3. Set up processes for communication and information flow.
One of the primary purposes of technology is solving communication barriers, but all too often, technology ends up becoming a barrier in and of itself, according to research by Dynamic Signal. How many times have you had a conversation with the same person through way too many mediums — email, Slack, Trello, text — you get the picture. Chances are, you found yourself getting lost.
And you’re not alone. Even tech juggernauts like Microsoft have trouble. The company tests its new platforms internally. By combining the lessons learned from those tests with Microsoft employees’ experiences with multiple communication platforms, the company ended up creating its Teams service.

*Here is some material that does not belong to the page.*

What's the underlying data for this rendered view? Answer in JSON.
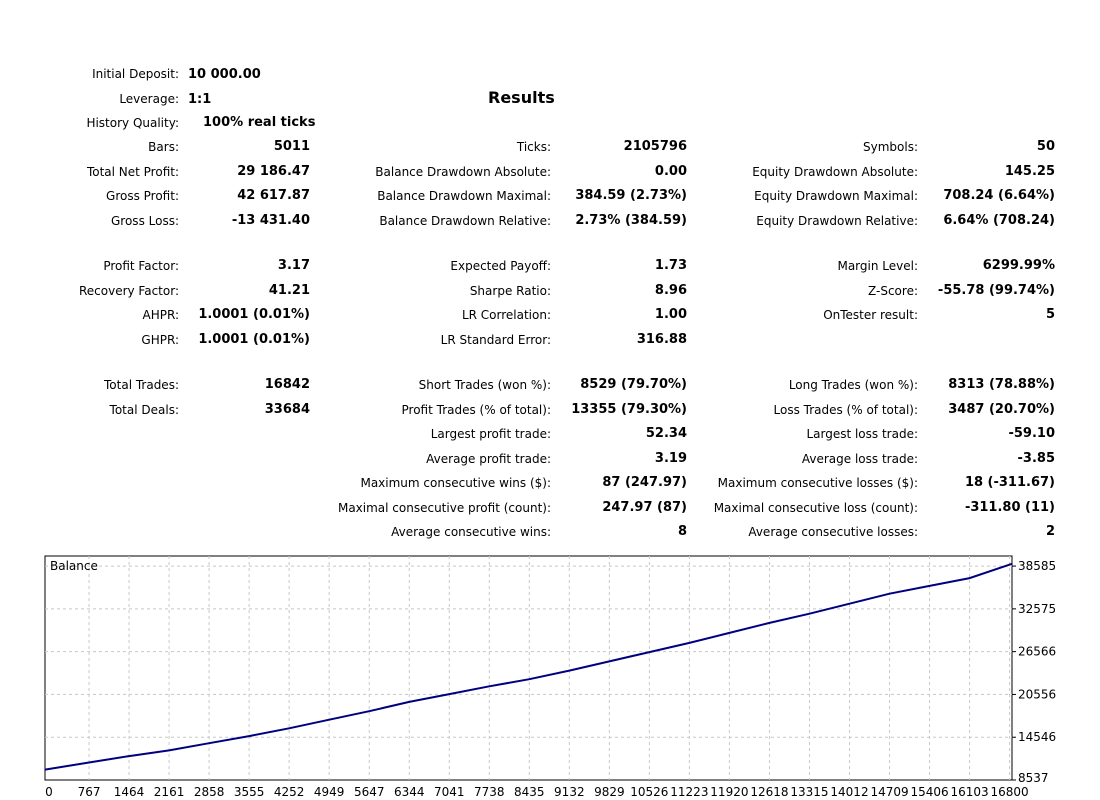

The point is, with so many tools being used, it can be hard to keep things straight without a clear plan. When it comes to your company, the plethora of technical solutions can be incredibly useful for streamlining the flow of information, but to be successful, those solutions require a road map for adoption and implementation. Create such a plan to ensure any solution you choose is completely integrated into your company’s processes, and most importantly, make sure your team is committed to using them properly.
As an entrepreneur, you know how to dream big — but it’s easy to lose sight of those dreams in the thick of testing viability in a small market and trying to get your business on its feet. Expansion can be scary, and while it’s tempting to try to perfect your operation before moving on or moving up, expansion could actually hinder your opportunity for growth down the road. Make sure you are focused on creating the best business possible while keeping an eye toward the future.
Without a strong core business, you probably won’t be able to do much expanding in the first place. But if you aren’t thinking about expansion from the beginning, you might miss an opportunity that is even bigger than what you are currently focused on. Remember to balance the two.